Дуализм бытия и сущего как общая предпосылка философского мышления

[182]

Учитывая всю важность традиционного для истории философии онтологического вопроса о дуализме бытия и сущего, я перелагаю рассмотреть эту тему, может быть с не совсем традиционной точки зрения. А именно, попробуем выяснить роль этого вопроса для самого феномена философского мышления, или же, иными словами, рассмотреть функционирование философской мысли через ситуацию бытия и сущего. В таком случае мы имеем как бы три составляющих нашей темы: Бытие, Сущее, Мышление. Проблематика взаимоотношений этих элементов и является предметом нашего рассмотрения. К уяснению роли первых двух для третьего, т. е. бытия и сущего для мышления, я надеюсь прийти к концу этого рассмотрения. Теперь же попробуем уяснить себе значение этих понятий по отдельности.

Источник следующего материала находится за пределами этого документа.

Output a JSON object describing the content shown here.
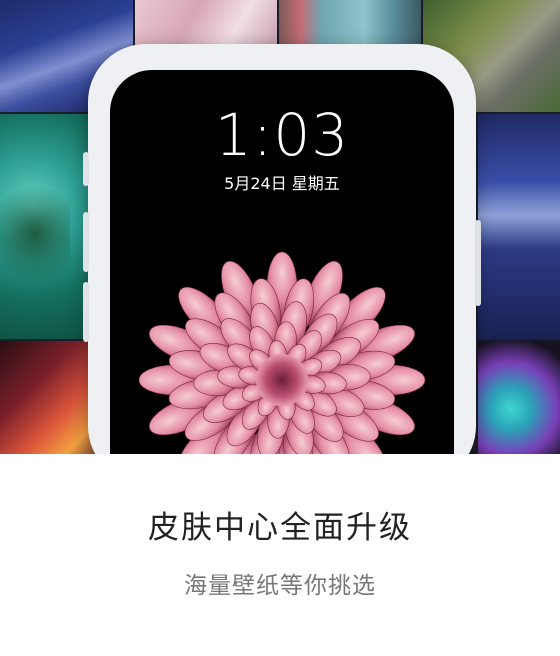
{
  "lockscreen": {
    "time": "1:03",
    "date": "5月24日 星期五"
  },
  "promo": {
    "headline": "皮肤中心全面升级",
    "subline": "海量壁纸等你挑选"
  },
  "colors": {
    "background": "#ffffff",
    "headline_text": "#222222",
    "subline_text": "#777777",
    "phone_frame": "#eef0f3",
    "screen": "#000000",
    "flower_pink": "#d9708f"
  },
  "wallpapers": [
    "sea-wallpaper",
    "pink-wallpaper",
    "door-wallpaper",
    "train-wallpaper",
    "lagoon-wallpaper",
    "memorial-wallpaper",
    "canyon-wallpaper",
    "paint-splash-wallpaper",
    "dahlia-wallpaper"
  ]
}
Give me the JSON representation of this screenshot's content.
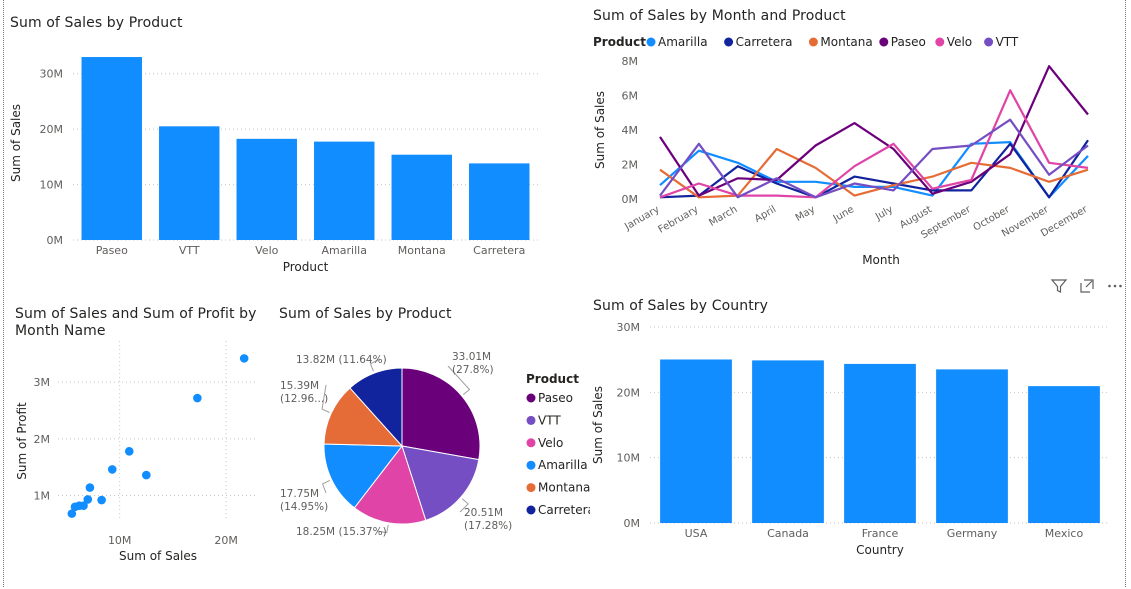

Итак, начнем с того, что попытаемся выделить в истории философской мысли в целом определенный предмет ее стремлений, предмет его поисков. В общем-то, здесь мы не встретим особых трудностей в ответе на этот вопрос, так как по сути любое стремление нашего разума к какой бы то ни было онтологической дефиниции предполагает выделение из исследуемого явления некоторой неизменной и вневременной сущности. Поэтому, я думаю, мы не ошибемся, если в качестве такого предмета стремлений философской мысли в целом назовем некоторую пребывающую субстанциональность и неизменность, отыскиваемую, отвлекаясь от обыденных присутствующих явлений. Собственно, мы пришли еще к выводу Мамардашвилли, который говорил нам, что особенностью философского мышления, в том виде, каком мы его наблюдаем с эпохи античности, является некий особенный взгляд на присутствующие вещи и явления (философский вывих, поворот глаз души), и особенность взгляда в том, что он отыскивает из наличных явлений единую субстанциальную основу, интеллигибельный принцип», и вот здесь то нам и нужно уловить разграничение бытия и сущего, значимость их для того рода мышления, о котором мы говорим.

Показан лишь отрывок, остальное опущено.